Recently, while searching the Internet I encountered a very interesting web survey with the caption, “How to tell if you are the annoying one at work?” Right away I am intrigued, as I read down even further I found a very interesting paragraph which contained the following statement, “Remember, there are countless ways to aggravate coworkers -- you can even annoy them by trying too hard to please or being too nice,” and the article goes on to encourage you to use your energy for good instead of evil.”
Needless to say, my initial thought was, “so what are all those countless ways to annoy my coworkers?” And, “do they really work?” Not being one that ever would dodge the necessity of doing strenuous research involving sitting at my computer making things up, I plunged in to the work necessary to uncover all the ways of annoying my coworkers. I quickly discovered there are indeed too many to count, in that there were more than 20 so I lost interest. I have however taken the most effective ways to annoy your coworkers and have listed them here, just so you can avoid them, of course, not that I would encourage anyone to actually do these.
You can make inflammatory radical political statements and should a coworker agree with you, quickly switch sides. This will help others see how politically diverse your opinions are and “foster dialogue.”
Force others to pay attention and listen to you as you make profound statements involving only clichés and catch phrases as if you just thought of the concept. Use your arms to dramatically emphasize obvious points.
Stand on the elevator facing backwards regardless of how anyone else stands, this seems subtle but you will be amazed how well it works. Also, insist on getting on the elevator before allowing the people on it to get off. While on the elevator talk to yourself loudly and if anyone says anything insist you are on the cell phone, even though you obviously don’t have one.
Another effective and annoying tact is to make up nicknames for all of your coworkers and then only call them the new nicknames, “Hey, Sherlock, can you help me out here?” or call everyone Honey, Dearest, Sweetie, etc. The latter is most effective if you say them in a way to suggest you are talking down to them, “Now Honey, you know we always do it this way.”
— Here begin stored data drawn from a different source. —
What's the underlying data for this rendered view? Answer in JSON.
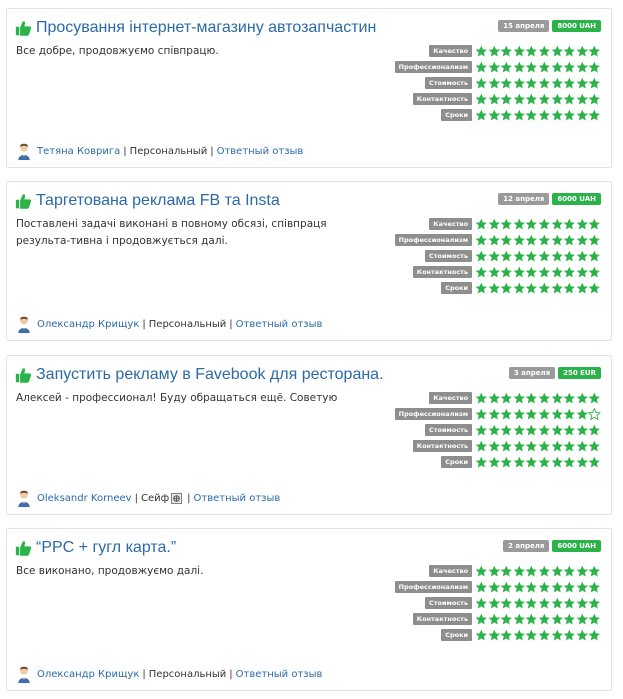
{
  "reviews": [
    {
      "title": "Просування інтернет-магазину автозапчастин",
      "date": "15 апреля",
      "price": "8000 UAH",
      "text": "Все добре, продовжуємо співпрацю.",
      "ratings": [
        {
          "label": "Качество",
          "value": 10
        },
        {
          "label": "Профессионализм",
          "value": 10
        },
        {
          "label": "Стоимость",
          "value": 10
        },
        {
          "label": "Контактность",
          "value": 10
        },
        {
          "label": "Сроки",
          "value": 10
        }
      ],
      "author": "Тетяна Коврига",
      "type": "Персональный",
      "reply": "Ответный отзыв"
    },
    {
      "title": "Таргетована реклама FB та Insta",
      "date": "12 апреля",
      "price": "6000 UAH",
      "text": "Поставлені задачі виконані в повному обсязі, співпраця результа-тивна і продовжується далі.",
      "ratings": [
        {
          "label": "Качество",
          "value": 10
        },
        {
          "label": "Профессионализм",
          "value": 10
        },
        {
          "label": "Стоимость",
          "value": 10
        },
        {
          "label": "Контактность",
          "value": 10
        },
        {
          "label": "Сроки",
          "value": 10
        }
      ],
      "author": "Олександр Крищук",
      "type": "Персональный",
      "reply": "Ответный отзыв"
    },
    {
      "title": "Запустить рекламу в Favebook для ресторана.",
      "date": "3 апреля",
      "price": "250 EUR",
      "text": "Алексей - профессионал! Буду обращаться ещё. Советую",
      "ratings": [
        {
          "label": "Качество",
          "value": 10
        },
        {
          "label": "Профессионализм",
          "value": 9
        },
        {
          "label": "Стоимость",
          "value": 10
        },
        {
          "label": "Контактность",
          "value": 10
        },
        {
          "label": "Сроки",
          "value": 10
        }
      ],
      "author": "Oleksandr Korneev",
      "type": "Сейф",
      "safe_icon": true,
      "reply": "Ответный отзыв"
    },
    {
      "title": "“PPC + гугл карта.”",
      "date": "2 апреля",
      "price": "6000 UAH",
      "text": "Все виконано, продовжуємо далі.",
      "ratings": [
        {
          "label": "Качество",
          "value": 10
        },
        {
          "label": "Профессионализм",
          "value": 10
        },
        {
          "label": "Стоимость",
          "value": 10
        },
        {
          "label": "Контактность",
          "value": 10
        },
        {
          "label": "Сроки",
          "value": 10
        }
      ],
      "author": "Олександр Крищук",
      "type": "Персональный",
      "reply": "Ответный отзыв"
    }
  ],
  "rating_max": 10,
  "icons": {
    "thumb": "thumbs-up-icon",
    "avatar": "user-avatar-icon",
    "star": "star-icon",
    "safe": "safe-icon"
  },
  "colors": {
    "title": "#2a6aa8",
    "star": "#2bb34a",
    "price_badge": "#2bb34a",
    "date_badge": "#9a9a9a",
    "label_badge": "#8e8e8e"
  }
}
Ask for suggestions, then immediately say, “No, that’s wrong,” when someone gives you one. During meetings, ask if you can ask a question then deliver a long, impassioned description of a previous experience you had that is in no way related to the subject at hand. At the end, just as everyone’s eyes glaze over, ask, “What do you think?”
Wear an old tee shirt with the slogan, “I am with stupid” printed on it then follow a coworker around all day. On casual Friday, wear your bathing suit, and ask someone to put sunscreen on your back.